My father came into town this weekend for Easter. Not a bad guy, my father is incapable of seeing any deformities in his child. For my father I am the brilliant, beautiful embodiment of himself. Don’t get me wrong my mother isn’t much better but I haven’t had a moment to shatter around her lately. For my parents I am the best of them and I am expected whether sitting at a funeral or sitting at the dinner table to act in a way that despite my age they still dictate. There is a world and my parents have placed me exactly where they want me to be. And I am suppose to stay.

But I keep slipping through everyone’s fingers. I keeping hitting that wall, that floor, and shattering into a hundred cutting and dangerous pieces. I am suppose to maintain a certain mold and allowing the pressures of my own mind to come down on me is unacceptable. I am not allowed to cut or step on the glass I know will hurt me. I am not allowed to yell or cry in frustration, I couldn’t do it at five, and I certainly cannot do it today.

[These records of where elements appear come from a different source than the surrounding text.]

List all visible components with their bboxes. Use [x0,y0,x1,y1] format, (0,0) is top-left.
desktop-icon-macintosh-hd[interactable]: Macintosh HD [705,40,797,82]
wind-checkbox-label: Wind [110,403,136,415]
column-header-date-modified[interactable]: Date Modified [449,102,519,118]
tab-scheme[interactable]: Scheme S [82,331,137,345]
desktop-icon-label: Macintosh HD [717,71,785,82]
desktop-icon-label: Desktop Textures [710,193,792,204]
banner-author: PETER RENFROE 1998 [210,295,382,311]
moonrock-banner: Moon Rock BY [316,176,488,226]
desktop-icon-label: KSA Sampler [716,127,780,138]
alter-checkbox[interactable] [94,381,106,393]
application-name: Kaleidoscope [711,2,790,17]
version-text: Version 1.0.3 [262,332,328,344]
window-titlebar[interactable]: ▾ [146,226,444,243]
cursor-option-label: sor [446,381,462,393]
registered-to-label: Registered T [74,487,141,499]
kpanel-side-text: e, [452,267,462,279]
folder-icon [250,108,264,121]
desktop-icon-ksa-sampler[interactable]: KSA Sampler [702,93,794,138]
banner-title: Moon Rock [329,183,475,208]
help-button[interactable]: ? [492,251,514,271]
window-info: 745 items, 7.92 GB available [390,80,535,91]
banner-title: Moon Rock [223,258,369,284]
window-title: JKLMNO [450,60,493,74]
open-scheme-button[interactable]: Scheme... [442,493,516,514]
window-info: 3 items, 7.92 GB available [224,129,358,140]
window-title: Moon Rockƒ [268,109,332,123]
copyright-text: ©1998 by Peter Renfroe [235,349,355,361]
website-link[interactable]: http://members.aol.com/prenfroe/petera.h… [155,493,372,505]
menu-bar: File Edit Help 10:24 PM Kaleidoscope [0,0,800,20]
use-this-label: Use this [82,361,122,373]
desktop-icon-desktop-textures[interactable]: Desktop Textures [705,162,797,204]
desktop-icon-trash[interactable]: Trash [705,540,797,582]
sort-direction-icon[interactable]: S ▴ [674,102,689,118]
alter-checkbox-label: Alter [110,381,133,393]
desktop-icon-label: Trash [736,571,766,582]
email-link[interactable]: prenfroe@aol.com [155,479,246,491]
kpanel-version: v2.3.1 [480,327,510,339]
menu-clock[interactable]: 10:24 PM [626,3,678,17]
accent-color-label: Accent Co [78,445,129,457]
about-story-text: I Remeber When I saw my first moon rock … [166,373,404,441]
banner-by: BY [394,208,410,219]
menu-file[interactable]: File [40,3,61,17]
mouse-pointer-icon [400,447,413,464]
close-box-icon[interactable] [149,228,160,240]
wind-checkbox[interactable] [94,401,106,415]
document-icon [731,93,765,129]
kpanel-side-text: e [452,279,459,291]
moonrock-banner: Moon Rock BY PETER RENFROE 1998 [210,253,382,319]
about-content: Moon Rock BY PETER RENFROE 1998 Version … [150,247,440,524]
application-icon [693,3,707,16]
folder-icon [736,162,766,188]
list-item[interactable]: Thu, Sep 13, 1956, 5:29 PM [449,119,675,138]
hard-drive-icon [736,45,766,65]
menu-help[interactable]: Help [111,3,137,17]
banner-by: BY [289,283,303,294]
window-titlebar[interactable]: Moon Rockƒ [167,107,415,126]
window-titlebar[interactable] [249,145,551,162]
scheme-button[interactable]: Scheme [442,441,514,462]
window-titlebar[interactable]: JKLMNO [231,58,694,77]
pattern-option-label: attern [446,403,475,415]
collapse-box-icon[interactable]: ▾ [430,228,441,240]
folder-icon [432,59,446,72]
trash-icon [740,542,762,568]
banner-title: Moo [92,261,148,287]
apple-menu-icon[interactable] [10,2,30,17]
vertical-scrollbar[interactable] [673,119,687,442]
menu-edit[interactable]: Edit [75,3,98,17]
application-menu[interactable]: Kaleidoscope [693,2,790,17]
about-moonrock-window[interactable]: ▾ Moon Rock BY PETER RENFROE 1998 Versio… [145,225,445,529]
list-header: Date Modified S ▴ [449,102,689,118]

So I act. I act my little heart out. I act and smile and work to keep my mouth shut. And I do this whether it is Easter or whether it is a Saturday in August. To my parents I am managing my disease very well, they are proud of me, and they expect me to keep it up.

But there is no way to keep up an illusion. You can for a moment, for a weekend, but ultimately no matter how hard you hold on that glass will slip through your fingers and shatter. Go ahead move towards the carpet, or bend down close to the floor, it won’t matter that glass is going to shatter.

We are nothing if not what our minds determine we are. Our paths are laid out long before we are ever born but it is deep in our own minds that the glass shatters. Where our parents, those who say they love us, those who look at us and never see, decide to focus is never where the wound forms. And it isn’t until we finally break open the outer most layer of our skin with the shards from that glass that anyone pays attention.

And then in our death we feel the punishment of finally disappointing those who decided that we were supposed to live.